彼女にだけ夢中になっていたせいもあり、僕は僕を頼ってくれる生徒たちの需要に応え
られなくなっていた。優と会う時以外は、なるべくみんなの話を聞くように努めていたけ
れども、次第に彼女と過ごす時間が増えていくと、それすらままならなくなってきていた。
それで、僕には一時期のような人気はなくなっていた。そのこと自体は後悔しなかった。
それくらい僕は彼女に夢中だったから。でも、彼女には恥かしい思いはさせたくなかった。
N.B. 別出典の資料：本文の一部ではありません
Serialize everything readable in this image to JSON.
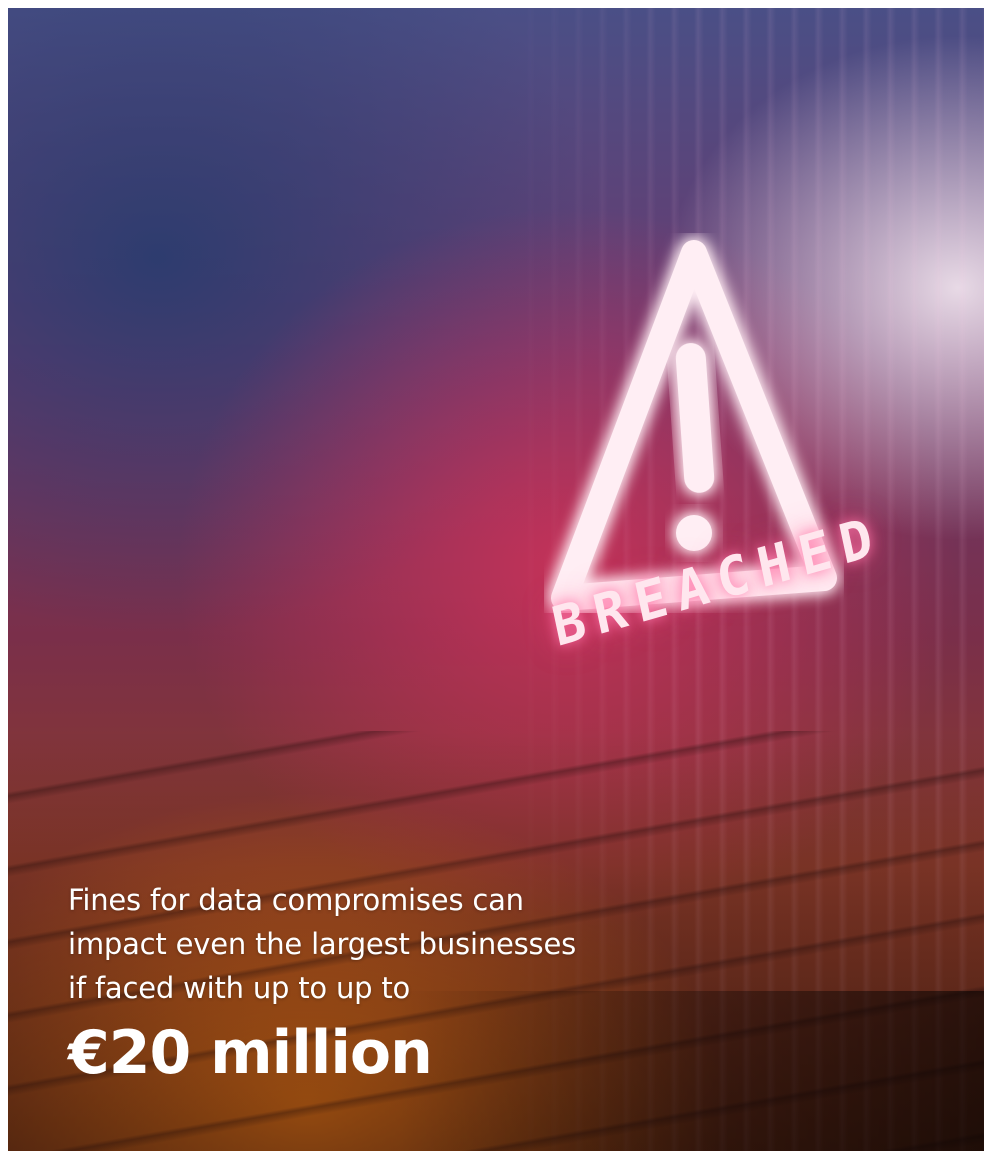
{
  "image": {
    "icon": "warning-triangle-icon",
    "overlay_label": "BREACHED"
  },
  "caption": {
    "lines": [
      "Fines for data compromises can",
      "impact even the largest businesses",
      "if faced with up to up to"
    ],
    "amount": "€20 million"
  },
  "colors": {
    "glow": "#ff6fa6",
    "text": "#ffffff",
    "accent_orange": "#f07814"
  }
}
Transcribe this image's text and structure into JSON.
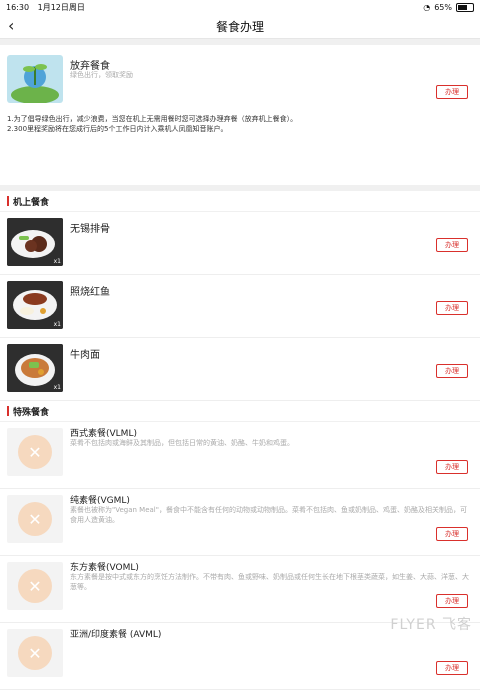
{
  "status": {
    "time": "16:30",
    "date": "1月12日周日",
    "battery_percent": "65%",
    "battery_level": 0.65
  },
  "nav": {
    "title": "餐食办理"
  },
  "abandon": {
    "name": "放弃餐食",
    "subtitle": "绿色出行，领取奖励",
    "button": "办理",
    "note_lines": [
      "1.为了倡导绿色出行，减少浪费，当您在机上无需用餐时您可选择办理弃餐（放弃机上餐食）。",
      "2.300里程奖励将在您成行后的5个工作日内计入乘机人凤凰知音账户。"
    ]
  },
  "sections": {
    "onboard": "机上餐食",
    "special": "特殊餐食"
  },
  "onboard_meals": [
    {
      "name": "无锡排骨",
      "qty": "x1",
      "button": "办理"
    },
    {
      "name": "照烧红鱼",
      "qty": "x1",
      "button": "办理"
    },
    {
      "name": "牛肉面",
      "qty": "x1",
      "button": "办理"
    }
  ],
  "special_meals": [
    {
      "name": "西式素餐(VLML)",
      "desc": "菜肴不包括肉或海鲜及其制品，但包括日常的黄油、奶酪、牛奶和鸡蛋。",
      "button": "办理"
    },
    {
      "name": "纯素餐(VGML)",
      "desc": "素餐也被称为\"Vegan Meal\"，餐食中不能含有任何的动物或动物制品。菜肴不包括肉、鱼或奶制品、鸡蛋、奶酪及相关制品，可食用人造黄油。",
      "button": "办理"
    },
    {
      "name": "东方素餐(VOML)",
      "desc": "东方素餐是按中式或东方的烹饪方法制作。不带有肉、鱼或野味、奶制品或任何生长在地下根茎类蔬菜，如生姜、大蒜、洋葱、大葱等。",
      "button": "办理"
    },
    {
      "name": "亚洲/印度素餐 (AVML)",
      "desc": "",
      "button": "办理"
    }
  ],
  "watermark": "FLYER 飞客"
}
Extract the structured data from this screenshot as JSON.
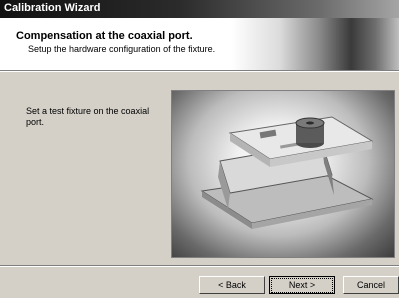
{
  "window": {
    "title": "Calibration Wizard"
  },
  "header": {
    "title": "Compensation at the coaxial port.",
    "subtitle": "Setup the hardware configuration of the fixture."
  },
  "main": {
    "instruction": "Set a test fixture on the coaxial port.",
    "image_subject": "test fixture photo"
  },
  "buttons": {
    "back_label": "< Back",
    "next_label": "Next >",
    "cancel_label": "Cancel"
  }
}
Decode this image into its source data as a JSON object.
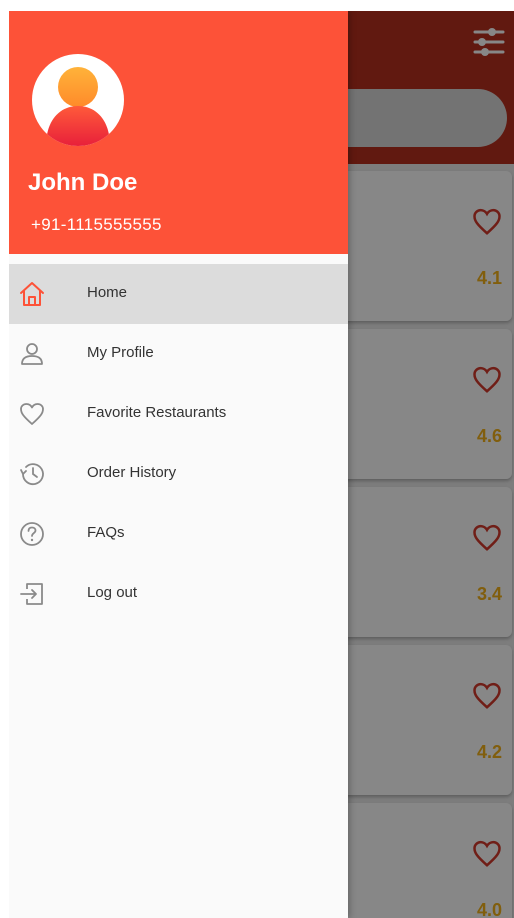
{
  "user": {
    "name": "John Doe",
    "phone": "+91-1115555555"
  },
  "menu": {
    "items": [
      {
        "label": "Home",
        "icon": "home-icon",
        "active": true
      },
      {
        "label": "My Profile",
        "icon": "profile-icon",
        "active": false
      },
      {
        "label": "Favorite Restaurants",
        "icon": "heart-icon",
        "active": false
      },
      {
        "label": "Order History",
        "icon": "history-icon",
        "active": false
      },
      {
        "label": "FAQs",
        "icon": "question-icon",
        "active": false
      },
      {
        "label": "Log out",
        "icon": "logout-icon",
        "active": false
      }
    ]
  },
  "restaurants": {
    "ratings": [
      "4.1",
      "4.6",
      "3.4",
      "4.2",
      "4.0"
    ]
  },
  "colors": {
    "accent": "#fd5238",
    "rating": "#f3b21a",
    "drawer_bg": "#fafafa",
    "active_bg": "#dcdcdc"
  }
}
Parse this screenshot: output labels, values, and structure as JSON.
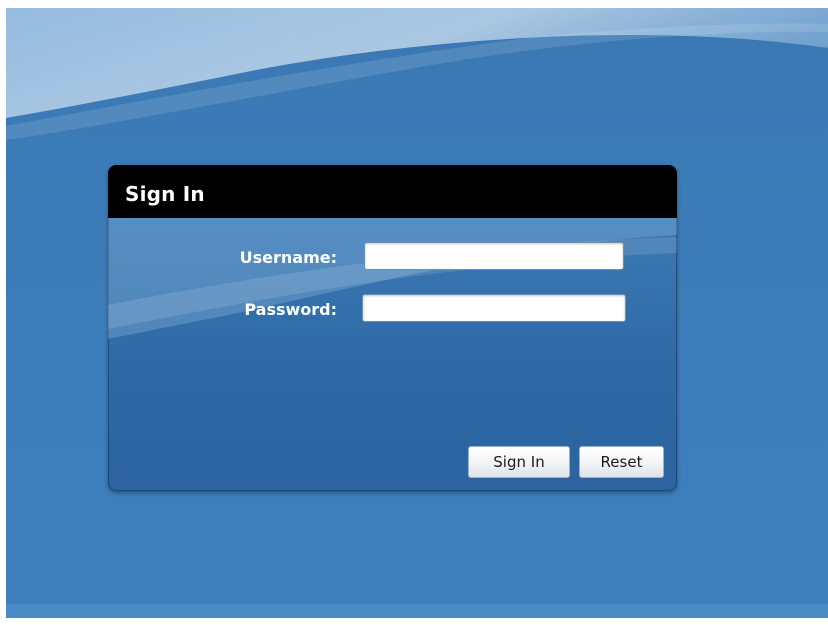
{
  "signin": {
    "title": "Sign In",
    "username_label": "Username:",
    "username_value": "",
    "password_label": "Password:",
    "password_value": "",
    "submit_label": "Sign In",
    "reset_label": "Reset"
  },
  "colors": {
    "background": "#3c7db9",
    "header": "#000000",
    "label_text": "#ffffff"
  }
}
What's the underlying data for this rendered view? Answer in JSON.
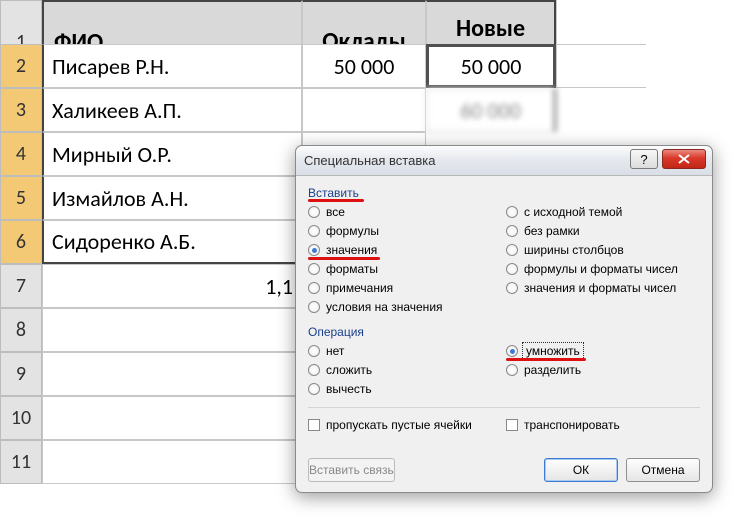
{
  "sheet": {
    "headers": {
      "fio": "ФИО",
      "salary": "Оклады",
      "new_salary": "Новые оклады"
    },
    "row_numbers": [
      "1",
      "2",
      "3",
      "4",
      "5",
      "6",
      "7",
      "8",
      "9",
      "10",
      "11"
    ],
    "rows": [
      {
        "fio": "Писарев Р.Н.",
        "salary": "50 000",
        "new_salary": "50 000"
      },
      {
        "fio": "Халикеев А.П.",
        "salary": "",
        "new_salary": "60 000"
      },
      {
        "fio": "Мирный О.Р.",
        "salary": "",
        "new_salary": ""
      },
      {
        "fio": "Измайлов А.Н.",
        "salary": "",
        "new_salary": ""
      },
      {
        "fio": "Сидоренко А.Б.",
        "salary": "",
        "new_salary": ""
      }
    ],
    "extra_value": "1,1"
  },
  "dialog": {
    "title": "Специальная вставка",
    "group_paste": "Вставить",
    "paste_options": {
      "all": "все",
      "formulas": "формулы",
      "values": "значения",
      "formats": "форматы",
      "comments": "примечания",
      "validation": "условия на значения",
      "source_theme": "с исходной темой",
      "no_border": "без рамки",
      "col_widths": "ширины столбцов",
      "formulas_numfmt": "формулы и форматы чисел",
      "values_numfmt": "значения и форматы чисел"
    },
    "paste_selected": "values",
    "group_op": "Операция",
    "op_options": {
      "none": "нет",
      "add": "сложить",
      "subtract": "вычесть",
      "multiply": "умножить",
      "divide": "разделить"
    },
    "op_selected": "multiply",
    "skip_blanks": "пропускать пустые ячейки",
    "transpose": "транспонировать",
    "paste_link": "Вставить связь",
    "ok": "ОК",
    "cancel": "Отмена"
  }
}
せめて彼女には、人気のある先輩とつきあっているという評判をあげたかったのだ。
以前ほど、他人のコンサルタントに時間を避けない僕は、結構悩んだ末に、生徒会長に
立候補することにした。これなら運動神経が鈍くてもハンデにはならない。僕の成績がい
いこともアドバンテージになった。
僕が生徒会長に選出された時、優はいつもより不機嫌だった。生徒会長の彼女、いや彼
女とは言えないかもしれないけど、とにかくそういうことには、彼女は全然関心がないよ
うだった。
「先輩は生徒会長になって何がしたいの?」
優は、放課後の図書室で不機嫌そうに言った。
「あたしと一緒にいるだけじゃ、つまんないでしょうね。悪かったわ、これまであたしな
んかに付き合わせちゃって」
「そうじゃないよ」
僕は困惑しながら言い訳した。彼女が望むなら、ずっと肩書きなんてないままで隣に
いられるだけでよかったのだ。でも、彼女の評判を考えると、一緒にいる相手が生徒会長
という方が格好いいに決まっている。